“Uitsluiting — teneinde de organisatie rein te houden”

5. Invloed op de getroffenen


De uitvoering van de procedures in kwestie hebben grote gevolgen voor degenen die erdoor worden getroffen. In het midden van de jaren ’80 bijvoorbeeld woonde er een uitgesloten vrouw in Massachusetts, terwijl haar moeder, die in Maine woonde (ongeveer 300 kilometer noordoostelijk) ernstig ziek werd en stierf. Ondanks dat de Getuigenfamilie van de dochter en de ouderlingen het adres van deze dochter wisten, stelden zij haar niet op de hoogte van haar moeders ziekte, haar overlijden en de begrafenis. Zij vernam er pas van op het moment dat haar moeder reeds begraven was. Ze vertelt dat de diepe zielspijn om op deze manier de kans te worden ontnomen haar stervende moeder te zien of om een kans te hebben haar liefde tot uitdrukking te brengen, of te trachten tot uitdrukking te brengen, gewoonweg niet wilde overgaan (SCF, 351).
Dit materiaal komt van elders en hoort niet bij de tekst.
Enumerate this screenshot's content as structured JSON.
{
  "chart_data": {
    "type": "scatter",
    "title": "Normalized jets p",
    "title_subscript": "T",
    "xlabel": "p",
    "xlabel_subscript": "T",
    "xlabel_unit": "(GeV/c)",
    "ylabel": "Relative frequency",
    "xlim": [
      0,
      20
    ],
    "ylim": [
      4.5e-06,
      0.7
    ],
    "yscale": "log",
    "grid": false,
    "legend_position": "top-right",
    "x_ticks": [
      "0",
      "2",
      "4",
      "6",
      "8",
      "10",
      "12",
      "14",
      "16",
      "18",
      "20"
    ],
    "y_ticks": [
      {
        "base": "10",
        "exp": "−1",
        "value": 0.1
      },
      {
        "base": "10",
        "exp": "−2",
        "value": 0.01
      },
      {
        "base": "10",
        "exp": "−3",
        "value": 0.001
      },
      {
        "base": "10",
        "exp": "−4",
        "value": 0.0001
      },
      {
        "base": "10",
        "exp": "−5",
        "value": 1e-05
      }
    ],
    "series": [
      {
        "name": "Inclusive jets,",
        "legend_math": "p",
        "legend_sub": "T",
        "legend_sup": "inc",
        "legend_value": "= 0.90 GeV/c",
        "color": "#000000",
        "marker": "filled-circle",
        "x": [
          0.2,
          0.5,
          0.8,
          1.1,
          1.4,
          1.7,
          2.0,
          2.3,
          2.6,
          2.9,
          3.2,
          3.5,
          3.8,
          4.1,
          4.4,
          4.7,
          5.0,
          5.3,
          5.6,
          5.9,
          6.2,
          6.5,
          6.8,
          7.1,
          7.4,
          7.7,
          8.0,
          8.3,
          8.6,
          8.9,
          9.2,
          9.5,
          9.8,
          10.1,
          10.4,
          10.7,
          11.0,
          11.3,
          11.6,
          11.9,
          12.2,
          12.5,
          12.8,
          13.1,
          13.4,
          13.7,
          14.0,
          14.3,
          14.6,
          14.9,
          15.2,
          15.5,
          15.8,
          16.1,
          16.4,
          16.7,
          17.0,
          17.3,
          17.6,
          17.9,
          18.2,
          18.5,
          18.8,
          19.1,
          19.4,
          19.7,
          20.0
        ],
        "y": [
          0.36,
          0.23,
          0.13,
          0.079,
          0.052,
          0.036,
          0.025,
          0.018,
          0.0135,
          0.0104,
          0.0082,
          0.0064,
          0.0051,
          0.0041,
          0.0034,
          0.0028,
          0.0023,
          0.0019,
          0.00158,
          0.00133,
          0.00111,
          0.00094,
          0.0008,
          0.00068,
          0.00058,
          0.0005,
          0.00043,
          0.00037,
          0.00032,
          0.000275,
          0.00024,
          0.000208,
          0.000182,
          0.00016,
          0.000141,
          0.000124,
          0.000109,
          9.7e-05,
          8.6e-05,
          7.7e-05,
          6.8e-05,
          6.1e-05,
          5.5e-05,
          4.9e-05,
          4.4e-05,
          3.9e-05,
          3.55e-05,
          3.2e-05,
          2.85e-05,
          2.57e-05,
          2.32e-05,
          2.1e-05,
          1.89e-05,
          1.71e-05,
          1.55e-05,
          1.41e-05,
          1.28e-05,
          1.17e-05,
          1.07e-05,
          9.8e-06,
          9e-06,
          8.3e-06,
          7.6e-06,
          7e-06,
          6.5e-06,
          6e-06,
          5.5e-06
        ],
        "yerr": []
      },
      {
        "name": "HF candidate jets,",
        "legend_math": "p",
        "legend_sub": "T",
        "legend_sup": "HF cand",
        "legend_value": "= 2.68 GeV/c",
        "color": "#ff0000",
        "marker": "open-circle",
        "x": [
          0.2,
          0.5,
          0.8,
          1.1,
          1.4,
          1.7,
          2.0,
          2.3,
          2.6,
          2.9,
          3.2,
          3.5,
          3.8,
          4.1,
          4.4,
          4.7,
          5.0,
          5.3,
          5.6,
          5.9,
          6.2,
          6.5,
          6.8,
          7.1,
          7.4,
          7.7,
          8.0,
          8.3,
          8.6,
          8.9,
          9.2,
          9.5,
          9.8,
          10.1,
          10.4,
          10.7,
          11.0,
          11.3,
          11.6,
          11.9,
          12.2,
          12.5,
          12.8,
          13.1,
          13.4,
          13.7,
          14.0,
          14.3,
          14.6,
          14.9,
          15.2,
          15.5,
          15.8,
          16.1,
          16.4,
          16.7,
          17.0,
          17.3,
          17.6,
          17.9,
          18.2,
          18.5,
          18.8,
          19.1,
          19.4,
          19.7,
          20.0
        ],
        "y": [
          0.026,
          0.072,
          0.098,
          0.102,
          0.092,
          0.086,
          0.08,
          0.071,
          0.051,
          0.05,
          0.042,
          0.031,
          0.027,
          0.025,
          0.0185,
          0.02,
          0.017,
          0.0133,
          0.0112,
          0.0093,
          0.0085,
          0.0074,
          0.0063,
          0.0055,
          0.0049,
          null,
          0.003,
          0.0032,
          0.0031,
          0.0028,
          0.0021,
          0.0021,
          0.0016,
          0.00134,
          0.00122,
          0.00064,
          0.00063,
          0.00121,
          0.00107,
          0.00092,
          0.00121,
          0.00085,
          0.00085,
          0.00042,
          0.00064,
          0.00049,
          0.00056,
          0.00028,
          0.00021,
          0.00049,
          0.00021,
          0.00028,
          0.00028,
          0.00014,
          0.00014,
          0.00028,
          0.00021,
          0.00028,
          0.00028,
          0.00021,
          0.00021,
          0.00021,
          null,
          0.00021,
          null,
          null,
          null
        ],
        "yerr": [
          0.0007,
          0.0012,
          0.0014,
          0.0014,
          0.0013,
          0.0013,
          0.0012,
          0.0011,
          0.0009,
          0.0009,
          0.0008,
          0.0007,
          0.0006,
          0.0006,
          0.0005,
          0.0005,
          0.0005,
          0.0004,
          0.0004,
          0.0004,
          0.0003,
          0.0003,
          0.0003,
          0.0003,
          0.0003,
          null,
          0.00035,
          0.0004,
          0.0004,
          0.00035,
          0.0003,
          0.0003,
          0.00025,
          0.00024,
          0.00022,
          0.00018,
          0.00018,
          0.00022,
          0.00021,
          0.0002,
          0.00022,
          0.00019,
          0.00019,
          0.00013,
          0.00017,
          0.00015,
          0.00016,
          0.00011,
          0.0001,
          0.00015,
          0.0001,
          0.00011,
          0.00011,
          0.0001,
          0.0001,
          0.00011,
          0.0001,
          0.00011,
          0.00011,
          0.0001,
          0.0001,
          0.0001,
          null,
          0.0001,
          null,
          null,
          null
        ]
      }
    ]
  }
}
De macht van de uitsluitingregeling is groot, want het negeren van een bekendgemaakte uitsluiting door een Jehovah’s Getuige, kan leiden tot zelf uitgesloten worden. Dit geldt sinds 1981 ook voor omgang met familieleden die ‘uitstijgt boven familieverplichtingen’. Neem het geval van Annette Stuart, een (in 1987) 77 jaar oude grootmoeder in West Brookfield, Massachusetts, die reeds vele jaren Getuige was. De kleindochter van deze vrouw was 14 toe zij zich, op aanmoediging van haar moeder, liet dopen. Drie jaar later liet het meisje weten dat de druk die op haar geplaatst werd als Getuige, haar teveel was geworden. De ouderlingen werden bijeengeroepen, maar ze bleef volhouden dat ze niet van plan was de vergaderingen nog verder te bezoeken. De ouderlingen beslisten dat ‘aangezien zij zichzelf had uitgesloten, zij geen andere keuze hadden dan haar uit te sluiten’. Deze gebeurtenissen vonden plaats vóór 1981, dus "de familie was tenminste intact". Maar in 1981 veranderde het beleid. Annette schreef:

"Mijn kleindochter was nu afgesneden van haar familie en verwanten. Ik kon haar niet uit huis zetten. Ze had ons nu meer dan ooit nodig! Haar moeder eerbiedigde de nieuwe regel. Ze had niets meer te maken met haar dochter of met mij. Dat was uiteraard haar eigen keuze.
Twee ouderlingen kwamen bij mij thuis en gaven me de keuze. Ze waren van mening dat aangezien mijn man geen JG was zij geen recht hadden mijn kleindochter te verbieden bij mij thuis te komen. Mijn man had dat al eerder doen uitkomen tegenover de ouderlingen.
De ouderlingen vertelden me dat ik uit de kamer moest lopen als mijn kleindochter op bezoek kwam. Ik zou niet aan dezelfde tafel mogen eten als zij bleef eten met mijn man. In mijn ogen was wat zij vroegen liefdeloos, onmenselijk en onchristelijk. Ik vertelde ze dat ik niet kon doen wat zij vroegen. Ik herinner me dat ik op dat moment bitter moest huilen. Zij stonden daar als versteend, zonder enig medegevoel.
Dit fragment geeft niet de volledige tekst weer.